The book was published in 2011. Post-Soviet Odessa is largely an afterthought in King’s telling. After he describes the decimation of the Jewish community in WWII, King’s focus shifts to remembered Odessa, and the Odessan diaspora. Every author of a history makes choices about what to include and what to emphasize, especially when the author has chosen to keep a book’s length very manageable—Odessa clocks in at just under 300 pages of narrative. Still, this strikes me as a missed opportunity. Odessa had been part of independent Ukraine for two decades as King was putting together his manuscript. How has that experience been different from the Soviet period? What are the continuities that stretch back to the imperial period? How does remembered Odessa fit with today’s lived Odessa?

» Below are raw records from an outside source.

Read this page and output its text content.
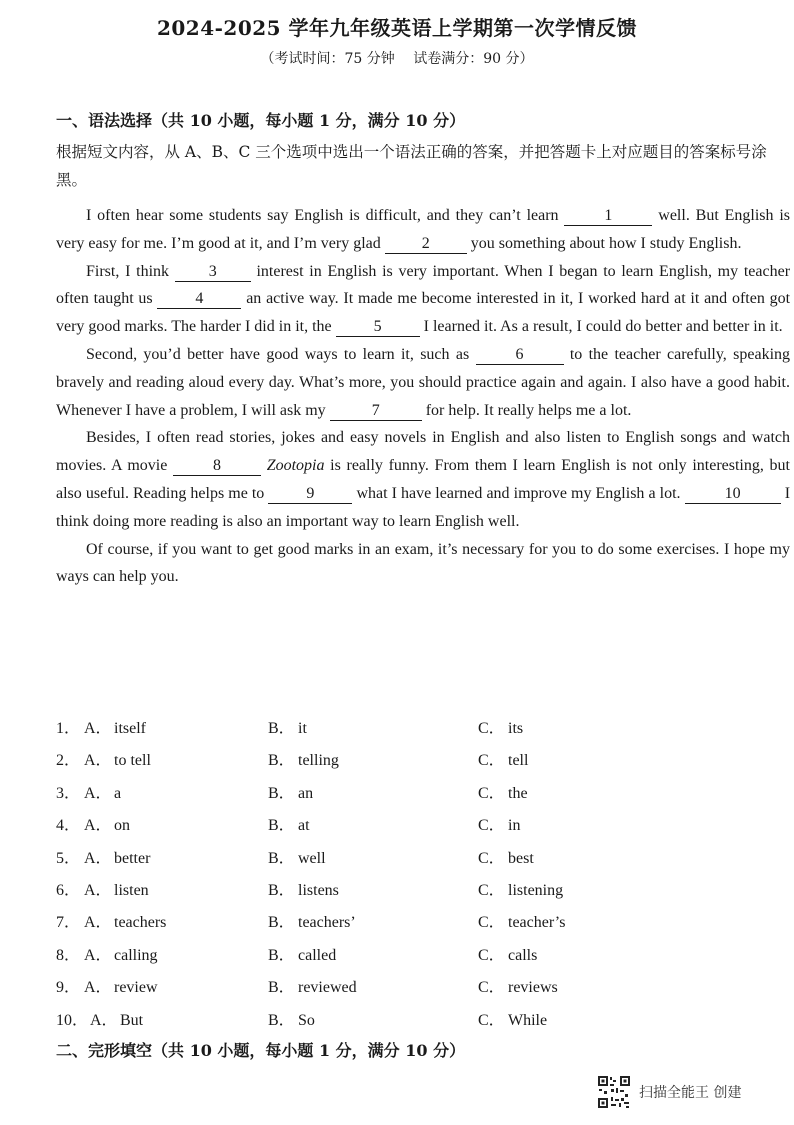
2024-2025 学年九年级英语上学期第一次学情反馈
（考试时间：75 分钟　 试卷满分：90 分）
一、语法选择（共 10 小题，每小题 1 分，满分 10 分）
根据短文内容，从 A、B、C 三个选项中选出一个语法正确的答案，并把答题卡上对应题目的答案标号涂黑。

I often hear some students say English is difficult, and they can’t learn	1	well. But English is very easy for me. I’m good at it, and I’m very glad	2	you something about how I study English.

First, I think 3 interest in English is very important. When I began to learn English, my teacher often taught us	4	an active way. It made me become interested in it, I worked hard at it and often got very good marks. The harder I did in it, the	5	I learned it. As a result, I could do better and better in it.

Second, you’d better have good ways to learn it, such as	6	to the teacher carefully, speaking bravely and reading aloud every day. What’s more, you should practice again and again. I also have a good habit. Whenever I have a problem, I will ask my	7	for help. It really helps me a lot.

Besides, I often read stories, jokes and easy novels in English and also listen to English songs and watch movies. A movie	8	Zootopia is really funny. From them I learn English is not only interesting, but also useful. Reading helps me to	9	what I have learned and improve my English a lot.	10	I think doing more reading is also an important way to learn English well.

Of course, if you want to get good marks in an exam, it’s necessary for you to do some exercises. I hope my ways can help you.

1． A． itself	B． it	C． its
2． A． to tell	B． telling	C． tell
3． A． a	B． an	C． the
4． A． on	B． at	C． in
5． A． better	B． well	C． best
6． A． listen	B． listens	C． listening
7． A． teachers	B． teachers’	C． teacher’s
8． A． calling	B． called	C． calls
9． A． review	B． reviewed	C． reviews
10． A． But	B． So	C． While
二、完形填空（共 10 小题，每小题 1 分，满分 10 分）
扫描全能王 创建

As a coda, in the spring of 2014 Odessa was one of a few places where rebellion against Ukraine, which began with the Russian occupation of the Crimean peninsula and spread rapidly across much of what had been—and which partisans were trying to make again—Novorossiya, came to a screeching halt. In early May, a march became a street brawl became a siege that turned a major building into an inferno, killing 42 people in one of the biggest single outbursts of violence in the initial rebellion by pro-Russian elements. It’s the kind of outburst King describes several times from earlier periods in Odessan history. The book may argue that old Odessa is largely a memory now; some aspects of it, however, are still shaping the city’s fate.